Some of the papers below may help you understand some of the tradeoffs you’ve made in blocking and packing of your data structures. Also, you may consult AMD’s 10H BDKG for the specifics of our memory hierarchy, which you may want to familiarize yourself with.
Regarding the implementation of our memory hierarchy; we do not currently support fb-dimms for many business and customer related issues, but it is on our roadmap.
We appreciate your concern, and thank you for your input.
By Michael J. Voss
Also I follow all recommended optimization from AMD about cache efficient optimization and techniques, but I could not see boost more than x2! Also then my code was tested on Intel E8600(only two cores) I notice x4.5 performace boost in compare to first version! How it can be? My code is memory intensive and Core2 has out-of-the box memory controller with only one 128 bit channel! I try unganged and ganged regimes on Phenom, but only x2 and thats all! It is very strange! Basically I hate Intel processor and decide to buy Phenom II 940 instead of i7 920! I hope AMD fix some memory-cache transfer issues in second generation of Phenom! But I strongly recommend AMD to use memory with multichannel serial interface!
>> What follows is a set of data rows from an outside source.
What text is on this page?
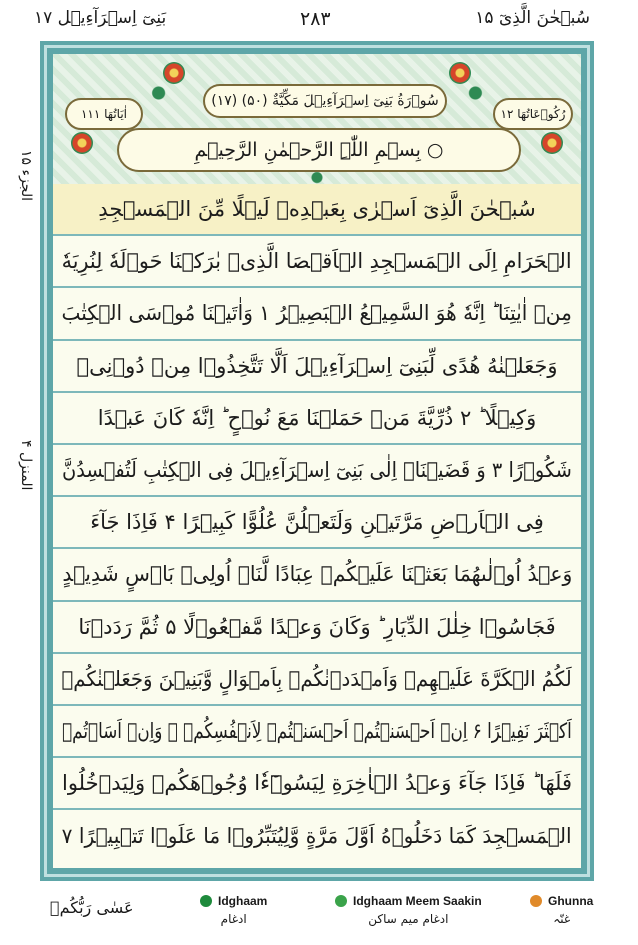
بَنِیٓ اِسۡرَآءِیۡل ۱۷	۲۸۳	سُبۡحٰنَ الَّذِیٓ ۱۵
الجزء ۱۵
المنزل ۴
رُکُوۡعَاتُھَا ۱۲
(۱۷) سُوۡرَةُ بَنِیٓ اِسۡرَآءِیۡلَ مَکِّیَّةٌ (۵۰)
اٰیَاتُھَا ۱۱۱
بِسۡمِ اللّٰہِ الرَّحۡمٰنِ الرَّحِیۡمِ ○
سُبۡحٰنَ الَّذِیٓ اَسۡرٰی بِعَبۡدِهٖ لَیۡلًا مِّنَ الۡمَسۡجِدِ
الۡحَرَامِ اِلَی الۡمَسۡجِدِ الۡاَقۡصَا الَّذِیۡ بٰرَکۡنَا حَوۡلَهٗ لِنُرِیَهٗ
مِنۡ اٰیٰتِنَا ؕ اِنَّهٗ هُوَ السَّمِیۡعُ الۡبَصِیۡرُ ۱ وَاٰتَیۡنَا مُوۡسَی الۡکِتٰبَ
وَجَعَلۡنٰهُ هُدًی لِّبَنِیٓ اِسۡرَآءِیۡلَ اَلَّا تَتَّخِذُوۡا مِنۡ دُوۡنِیۡ
وَکِیۡلًا ؕ ۲ ذُرِّیَّةَ مَنۡ حَمَلۡنَا مَعَ نُوۡحٍ ؕ اِنَّهٗ کَانَ عَبۡدًا
شَکُوۡرًا ۳ وَ قَضَیۡنَاۤ اِلٰی بَنِیٓ اِسۡرَآءِیۡلَ فِی الۡکِتٰبِ لَتُفۡسِدُنَّ
فِی الۡاَرۡضِ مَرَّتَیۡنِ وَلَتَعۡلُنَّ عُلُوًّا کَبِیۡرًا ۴ فَاِذَا جَآءَ
وَعۡدُ اُوۡلٰىهُمَا بَعَثۡنَا عَلَیۡکُمۡ عِبَادًا لَّنَاۤ اُولِیۡ بَاۡسٍ شَدِیۡدٍ
فَجَاسُوۡا خِلٰلَ الدِّیَارِ ؕ وَکَانَ وَعۡدًا مَّفۡعُوۡلًا ۵ ثُمَّ رَدَدۡنَا
لَکُمُ الۡکَرَّةَ عَلَیۡهِمۡ وَاَمۡدَدۡنٰکُمۡ بِاَمۡوَالٍ وَّبَنِیۡنَ وَجَعَلۡنٰکُمۡ
اَکۡثَرَ نَفِیۡرًا ۶ اِنۡ اَحۡسَنۡتُمۡ اَحۡسَنۡتُمۡ لِاَنۡفُسِکُمۡ ۫ وَاِنۡ اَسَاۡتُمۡ
فَلَهَا ؕ فَاِذَا جَآءَ وَعۡدُ الۡاٰخِرَةِ لِیَسُوۡٓءٗا وُجُوۡهَکُمۡ وَلِیَدۡخُلُوا
الۡمَسۡجِدَ کَمَا دَخَلُوۡهُ اَوَّلَ مَرَّةٍ وَّلِیُتَبِّرُوۡا مَا عَلَوۡا تَتۡبِیۡرًا ۷
عَسٰی رَبُّکُمۡ	Idghaam
ادغام
Idghaam Meem Saakin
ادغام میم ساکن
Ghunna
غنّہ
Only one makes me happy - my code run faster on Phenom 9950(@3Ghz) in compare to one node of SGI Altix (Xeon Clowertown based)!
Debugging, testing, profiling. There is no other way to achieve a maximum performance.
How to profile application if you have pure SSE2/SSE3 code in loop, which is parallelized with OpenMP? All data aligned to 16 byte and packed for cache efficient using!
It is case when performance fully depend on architecture of CPU!